How can you determine a files text encoding in Haskell without using openFile to get a handle?

65 Views Asked by At

The problem is that openFile assumes UTF-8 and the handle returns that as the encoding. The real problem is I am getting files submitted (by students) encoded in UTF-16LE that I want to identify, so I can convert them to UTF-8. The files don't actually have anything outsde the ASCII range, apart from the BOM markers, which the conversion to UTF-8 sorts out. I tried the following:

fixFileEncoding fname =
  do hdl <- openFile fname ReadMode
     menc <- hGetEncoding hdl
     hClose hdl
     case menc of
       Nothing   ->  system ("cp "++fname++" safe"++fname)
       Just enc  -> 
         do let encstr = show enc
            putStrLn ("@@@@@@" ++ fname ++ " is "++encstr)
            if take 6 encstr == "UTF-16"
            then 
              system ("iconv -f UTF-16LE -t UTF-8 "++fname++" > safe"++fname)
            else 
              system ("cp "++fname++" safe"++fname)

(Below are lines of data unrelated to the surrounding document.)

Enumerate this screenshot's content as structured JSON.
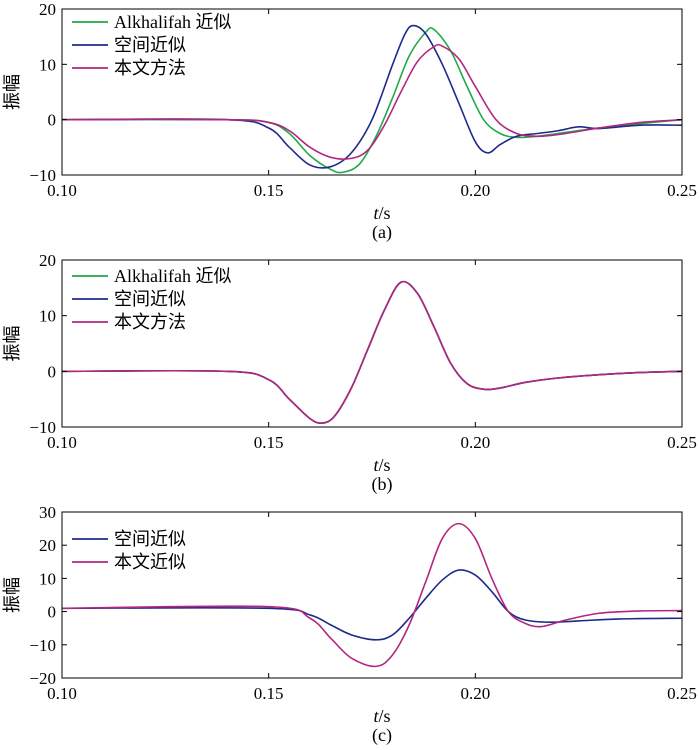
{
  "chart_data": [
    {
      "type": "line",
      "panel_caption": "(a)",
      "xlabel_italic": "t",
      "xlabel_unit": "/s",
      "ylabel": "振幅",
      "xlim": [
        0.1,
        0.25
      ],
      "ylim": [
        -10,
        20
      ],
      "xticks": [
        0.1,
        0.15,
        0.2,
        0.25
      ],
      "xtick_labels": [
        "0.10",
        "0.15",
        "0.20",
        "0.25"
      ],
      "yticks": [
        -10,
        0,
        10,
        20
      ],
      "ytick_labels": [
        "−10",
        "0",
        "10",
        "20"
      ],
      "legend_position": "top-left",
      "series": [
        {
          "name": "Alkhalifah 近似",
          "color": "#1faa4a",
          "x": [
            0.1,
            0.14,
            0.15,
            0.155,
            0.16,
            0.165,
            0.168,
            0.172,
            0.176,
            0.18,
            0.184,
            0.188,
            0.19,
            0.194,
            0.198,
            0.202,
            0.206,
            0.21,
            0.215,
            0.22,
            0.23,
            0.24,
            0.25
          ],
          "y": [
            0,
            0,
            -0.5,
            -2.5,
            -6.5,
            -9,
            -9.5,
            -8,
            -3,
            4,
            11.5,
            15.8,
            16.3,
            12.5,
            6,
            0,
            -2.5,
            -3.2,
            -3,
            -2.5,
            -1.5,
            -0.7,
            0
          ]
        },
        {
          "name": "空间近似",
          "color": "#1e2a8a",
          "x": [
            0.1,
            0.14,
            0.15,
            0.155,
            0.16,
            0.165,
            0.17,
            0.175,
            0.18,
            0.183,
            0.185,
            0.188,
            0.192,
            0.196,
            0.2,
            0.203,
            0.206,
            0.21,
            0.215,
            0.22,
            0.225,
            0.23,
            0.24,
            0.25
          ],
          "y": [
            0,
            0,
            -1.5,
            -5,
            -8.2,
            -8.5,
            -6,
            0,
            10,
            15.5,
            17,
            15.5,
            10,
            3,
            -4,
            -6,
            -4.5,
            -3,
            -2.5,
            -2,
            -1.3,
            -1.6,
            -1,
            -1
          ]
        },
        {
          "name": "本文方法",
          "color": "#b3267f",
          "x": [
            0.1,
            0.14,
            0.15,
            0.155,
            0.16,
            0.165,
            0.17,
            0.174,
            0.178,
            0.182,
            0.186,
            0.19,
            0.192,
            0.196,
            0.2,
            0.205,
            0.21,
            0.215,
            0.22,
            0.23,
            0.24,
            0.25
          ],
          "y": [
            0,
            0,
            -0.5,
            -2,
            -5,
            -6.8,
            -7,
            -5.5,
            -1,
            5,
            10.5,
            13.2,
            13.3,
            11,
            6,
            0,
            -2.5,
            -3,
            -2.7,
            -1.5,
            -0.5,
            0
          ]
        }
      ]
    },
    {
      "type": "line",
      "panel_caption": "(b)",
      "xlabel_italic": "t",
      "xlabel_unit": "/s",
      "ylabel": "振幅",
      "xlim": [
        0.1,
        0.25
      ],
      "ylim": [
        -10,
        20
      ],
      "xticks": [
        0.1,
        0.15,
        0.2,
        0.25
      ],
      "xtick_labels": [
        "0.10",
        "0.15",
        "0.20",
        "0.25"
      ],
      "yticks": [
        -10,
        0,
        10,
        20
      ],
      "ytick_labels": [
        "−10",
        "0",
        "10",
        "20"
      ],
      "legend_position": "top-left",
      "series": [
        {
          "name": "Alkhalifah 近似",
          "color": "#1faa4a",
          "x": [
            0.1,
            0.14,
            0.15,
            0.155,
            0.16,
            0.163,
            0.166,
            0.17,
            0.174,
            0.178,
            0.182,
            0.186,
            0.19,
            0.194,
            0.198,
            0.202,
            0.206,
            0.212,
            0.22,
            0.23,
            0.24,
            0.25
          ],
          "y": [
            0,
            0,
            -1.5,
            -5,
            -8.5,
            -9.3,
            -8,
            -3,
            4,
            11,
            16,
            14,
            8,
            1.5,
            -2.2,
            -3.2,
            -3,
            -2,
            -1.2,
            -0.6,
            -0.2,
            0
          ]
        },
        {
          "name": "空间近似",
          "color": "#1e2a8a",
          "x": [
            0.1,
            0.14,
            0.15,
            0.155,
            0.16,
            0.163,
            0.166,
            0.17,
            0.174,
            0.178,
            0.182,
            0.186,
            0.19,
            0.194,
            0.198,
            0.202,
            0.206,
            0.212,
            0.22,
            0.23,
            0.24,
            0.25
          ],
          "y": [
            0,
            0,
            -1.5,
            -5,
            -8.5,
            -9.3,
            -8,
            -3,
            4,
            11,
            16,
            14,
            8,
            1.5,
            -2.2,
            -3.2,
            -3,
            -2,
            -1.2,
            -0.6,
            -0.2,
            0
          ]
        },
        {
          "name": "本文方法",
          "color": "#b3267f",
          "x": [
            0.1,
            0.14,
            0.15,
            0.155,
            0.16,
            0.163,
            0.166,
            0.17,
            0.174,
            0.178,
            0.182,
            0.186,
            0.19,
            0.194,
            0.198,
            0.202,
            0.206,
            0.212,
            0.22,
            0.23,
            0.24,
            0.25
          ],
          "y": [
            0,
            0,
            -1.5,
            -5,
            -8.5,
            -9.3,
            -8,
            -3,
            4,
            11,
            16,
            14,
            8,
            1.5,
            -2.2,
            -3.2,
            -3,
            -2,
            -1.2,
            -0.6,
            -0.2,
            0
          ]
        }
      ]
    },
    {
      "type": "line",
      "panel_caption": "(c)",
      "xlabel_italic": "t",
      "xlabel_unit": "/s",
      "ylabel": "振幅",
      "xlim": [
        0.1,
        0.25
      ],
      "ylim": [
        -20,
        30
      ],
      "xticks": [
        0.1,
        0.15,
        0.2,
        0.25
      ],
      "xtick_labels": [
        "0.10",
        "0.15",
        "0.20",
        "0.25"
      ],
      "yticks": [
        -20,
        -10,
        0,
        10,
        20,
        30
      ],
      "ytick_labels": [
        "−20",
        "−10",
        "0",
        "10",
        "20",
        "30"
      ],
      "legend_position": "top-left",
      "series": [
        {
          "name": "空间近似",
          "color": "#1e2a8a",
          "x": [
            0.1,
            0.15,
            0.16,
            0.165,
            0.17,
            0.176,
            0.18,
            0.184,
            0.188,
            0.192,
            0.196,
            0.2,
            0.204,
            0.208,
            0.212,
            0.218,
            0.225,
            0.235,
            0.25
          ],
          "y": [
            1,
            1,
            -1,
            -4,
            -7,
            -8.5,
            -7,
            -2,
            4,
            9.5,
            12.5,
            11,
            6,
            0,
            -2.5,
            -3.2,
            -2.8,
            -2.2,
            -2
          ]
        },
        {
          "name": "本文近似",
          "color": "#b3267f",
          "x": [
            0.1,
            0.15,
            0.16,
            0.165,
            0.17,
            0.176,
            0.18,
            0.184,
            0.188,
            0.192,
            0.196,
            0.2,
            0.204,
            0.208,
            0.212,
            0.216,
            0.222,
            0.23,
            0.24,
            0.25
          ],
          "y": [
            1,
            1.5,
            -2,
            -8,
            -14,
            -16.5,
            -13,
            -4,
            9,
            22,
            26.5,
            22,
            10,
            0,
            -3.5,
            -4.5,
            -2.5,
            -0.5,
            0.2,
            0.3
          ]
        }
      ]
    }
  ]
}
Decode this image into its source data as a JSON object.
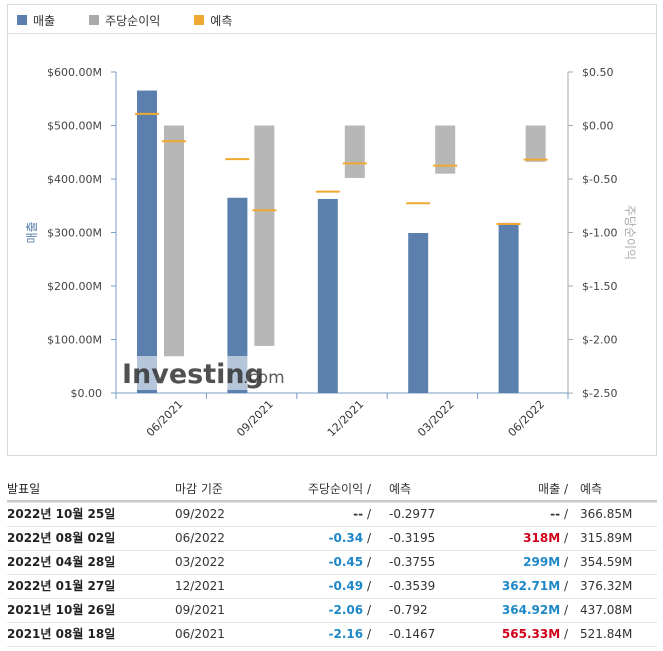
{
  "legend": [
    {
      "label": "매출",
      "color": "#5b80ae"
    },
    {
      "label": "주당순이익",
      "color": "#aaaaaa"
    },
    {
      "label": "예측",
      "color": "#f0a830"
    }
  ],
  "watermark": {
    "brand": "Investing",
    "suffix": ".com"
  },
  "chart_data": {
    "type": "bar",
    "categories": [
      "06/2021",
      "09/2021",
      "12/2021",
      "03/2022",
      "06/2022"
    ],
    "left_axis": {
      "label": "매출",
      "ylim": [
        0,
        600
      ],
      "unit": "M",
      "ticks": [
        "$600.00M",
        "$500.00M",
        "$400.00M",
        "$300.00M",
        "$200.00M",
        "$100.00M",
        "$0.00"
      ]
    },
    "right_axis": {
      "label": "주당순이익",
      "ylim": [
        -2.5,
        0.5
      ],
      "ticks": [
        "$0.50",
        "$0.00",
        "$-0.50",
        "$-1.00",
        "$-1.50",
        "$-2.00",
        "$-2.50"
      ]
    },
    "series": [
      {
        "name": "매출",
        "axis": "left",
        "values": [
          565.33,
          364.92,
          362.71,
          299,
          318
        ],
        "forecast": [
          521.84,
          437.08,
          376.32,
          354.59,
          315.89
        ]
      },
      {
        "name": "주당순이익",
        "axis": "right",
        "values": [
          -2.16,
          -2.06,
          -0.49,
          -0.45,
          -0.34
        ],
        "forecast": [
          -0.1467,
          -0.792,
          -0.3539,
          -0.3755,
          -0.3195
        ]
      }
    ],
    "grid": false
  },
  "table": {
    "headers": {
      "date": "발표일",
      "period": "마감 기준",
      "eps": "주당순이익",
      "eps_sep": " /",
      "eps_forecast": "예측",
      "rev": "매출",
      "rev_sep": " /",
      "rev_forecast": "예측"
    },
    "rows": [
      {
        "date": "2022년 10월 25일",
        "period": "09/2022",
        "eps": "--",
        "eps_color": "#333333",
        "eps_forecast": "-0.2977",
        "rev": "--",
        "rev_color": "#333333",
        "rev_forecast": "366.85M"
      },
      {
        "date": "2022년 08월 02일",
        "period": "06/2022",
        "eps": "-0.34",
        "eps_color": "#1e88c8",
        "eps_forecast": "-0.3195",
        "rev": "318M",
        "rev_color": "#d0021b",
        "rev_forecast": "315.89M"
      },
      {
        "date": "2022년 04월 28일",
        "period": "03/2022",
        "eps": "-0.45",
        "eps_color": "#1e88c8",
        "eps_forecast": "-0.3755",
        "rev": "299M",
        "rev_color": "#1e88c8",
        "rev_forecast": "354.59M"
      },
      {
        "date": "2022년 01월 27일",
        "period": "12/2021",
        "eps": "-0.49",
        "eps_color": "#1e88c8",
        "eps_forecast": "-0.3539",
        "rev": "362.71M",
        "rev_color": "#1e88c8",
        "rev_forecast": "376.32M"
      },
      {
        "date": "2021년 10월 26일",
        "period": "09/2021",
        "eps": "-2.06",
        "eps_color": "#1e88c8",
        "eps_forecast": "-0.792",
        "rev": "364.92M",
        "rev_color": "#1e88c8",
        "rev_forecast": "437.08M"
      },
      {
        "date": "2021년 08월 18일",
        "period": "06/2021",
        "eps": "-2.16",
        "eps_color": "#1e88c8",
        "eps_forecast": "-0.1467",
        "rev": "565.33M",
        "rev_color": "#d0021b",
        "rev_forecast": "521.84M"
      }
    ]
  }
}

The "@@@@@" line reports UTF-8 regardless of the files actual encoding. I verify this by using the unix file command to observe filetypes.

1

There are 1 best solutions below

0
Li-yao Xia On

Normally you know the encoding of a file from how it was produced. There are ad hoc solutions like BOMs but they still rely on the producer adhering to such a format. Without a priori knowledge about the source of a file (as is the case for files submitted by students), the only way is to use heuristics. That's what file does. You can also implement a simple solution in Haskell using the libraries bytestring and text:

  1. read a file in binary as a bytestring, using Data.ByteString.readFile,
  2. try decoding it with some guessed encodings (Data.Text.Encoding contains the UTF ones),
  3. keep the one that succeeds; more heuristics may be needed if more than one encoding is applicable.

To explain the result you observed in your attempt, when you open a file, the encoding is simply guessed from environment variables on your OS (specifically, the locale) That's why you always get the same result with hGetEncoding. All openFile has to go on is the name of the file, which is not enough context to guess the encoding of a file.